Analytical estimates of radial segregation in Bridgman growth from low-level steady and periodic accelerations

Abstract

Estimates of the convective flows driven by horizontal temperature gradients in the vertical Bridgman configuration are made for dilute systems subject to the low level accelerations typical of the residual accelerations experienced by a spacecraft in low Earth orbit. The estimates are made by solving the Navier-Stokes momentum equation in one dimension. The mass transport equation is then solved in two dimensions using a first-order perturbation method. This approach is valid provided the convective velocities are small compared to the growth velocity which generally requires a reduced gravity environment. If this condition is satisfied, there will be no circulating cells, and hence no convective transport along the vertical axis. However, the variations in the vertical velocity with radius will give rise to radial segregation. The approximate analytical model developed here can predict the degree of radial segregation for a variety of material and processing parameters to an accuracy well within a factor of two as compared against numerical computations of the full set of Navier-Stokes equations for steady accelerations. It has the advantage of providing more insight into the complex interplay of the processing parameters and how they affect the solute distribution in the grown crystal.

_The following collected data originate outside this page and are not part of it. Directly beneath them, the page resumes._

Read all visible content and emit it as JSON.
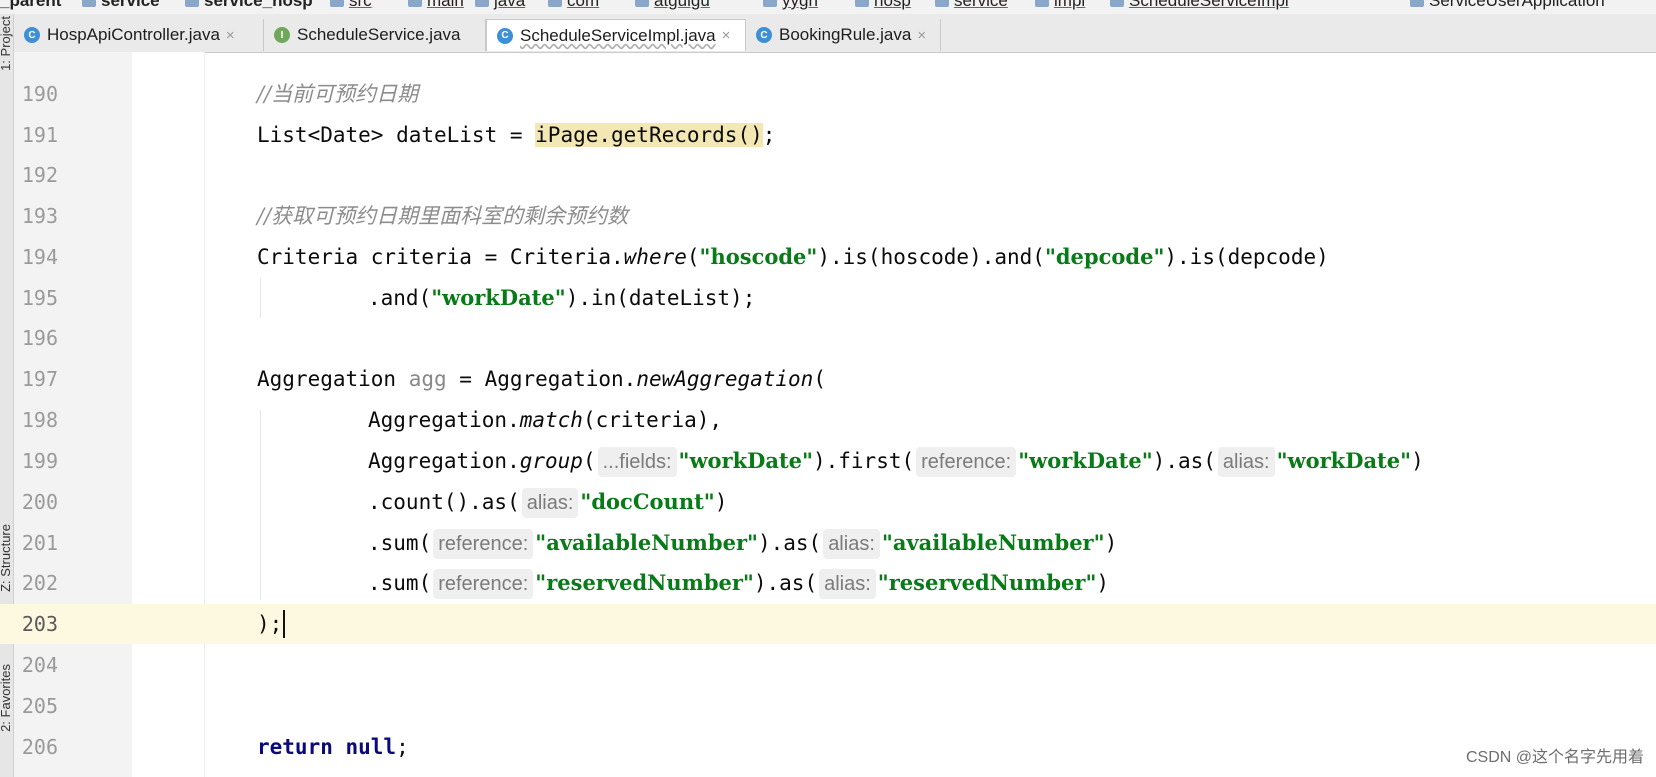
{
  "breadcrumb": [
    "_parent",
    "service",
    "service_hosp",
    "src",
    "main",
    "java",
    "com",
    "atguigu",
    "yygh",
    "hosp",
    "service",
    "impl",
    "ScheduleServiceImpl",
    "ServiceUserApplication"
  ],
  "tabs": [
    {
      "label": "HospApiController.java",
      "kind": "class",
      "active": false
    },
    {
      "label": "ScheduleService.java",
      "kind": "interface",
      "active": false
    },
    {
      "label": "ScheduleServiceImpl.java",
      "kind": "class",
      "active": true
    },
    {
      "label": "BookingRule.java",
      "kind": "class",
      "active": false
    }
  ],
  "tool_windows": {
    "project": "1: Project",
    "structure": "Z: Structure",
    "favorites": "2: Favorites"
  },
  "editor": {
    "current_line": "203",
    "lines": [
      {
        "num": "190",
        "text": "//当前可预约日期"
      },
      {
        "num": "191",
        "text": "List<Date> dateList = iPage.getRecords();"
      },
      {
        "num": "192",
        "text": ""
      },
      {
        "num": "193",
        "text": "//获取可预约日期里面科室的剩余预约数"
      },
      {
        "num": "194",
        "text": "Criteria criteria = Criteria.where(\"hoscode\").is(hoscode).and(\"depcode\").is(depcode)"
      },
      {
        "num": "195",
        "text": ".and(\"workDate\").in(dateList);"
      },
      {
        "num": "196",
        "text": ""
      },
      {
        "num": "197",
        "text": "Aggregation agg = Aggregation.newAggregation("
      },
      {
        "num": "198",
        "text": "Aggregation.match(criteria),"
      },
      {
        "num": "199",
        "text": "Aggregation.group( ...fields: \"workDate\").first( reference: \"workDate\").as( alias: \"workDate\")"
      },
      {
        "num": "200",
        "text": ".count().as( alias: \"docCount\")"
      },
      {
        "num": "201",
        "text": ".sum( reference: \"availableNumber\").as( alias: \"availableNumber\")"
      },
      {
        "num": "202",
        "text": ".sum( reference: \"reservedNumber\").as( alias: \"reservedNumber\")"
      },
      {
        "num": "203",
        "text": ");"
      },
      {
        "num": "204",
        "text": ""
      },
      {
        "num": "205",
        "text": ""
      },
      {
        "num": "206",
        "text": "return null;"
      }
    ]
  },
  "watermark": "CSDN @这个名字先用着",
  "colors": {
    "keyword": "#0a0a7a",
    "string": "#087a17",
    "comment": "#8c8c8c",
    "current_line": "#fdf8e0",
    "highlight": "#f3e7b3"
  }
}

This could be extremely valuable in the design of low-gravity experiments in which the intent is to control radial segregation. Also, the analysis can be extended to consider transient and periodic accelerations, which is difficult and costly to do numerically. Surprisingly, it was found that the relative radial segregation falls as the inverse cube of the frequency for periodic accelerations whose periods are short compared with the characteristic diffusion time.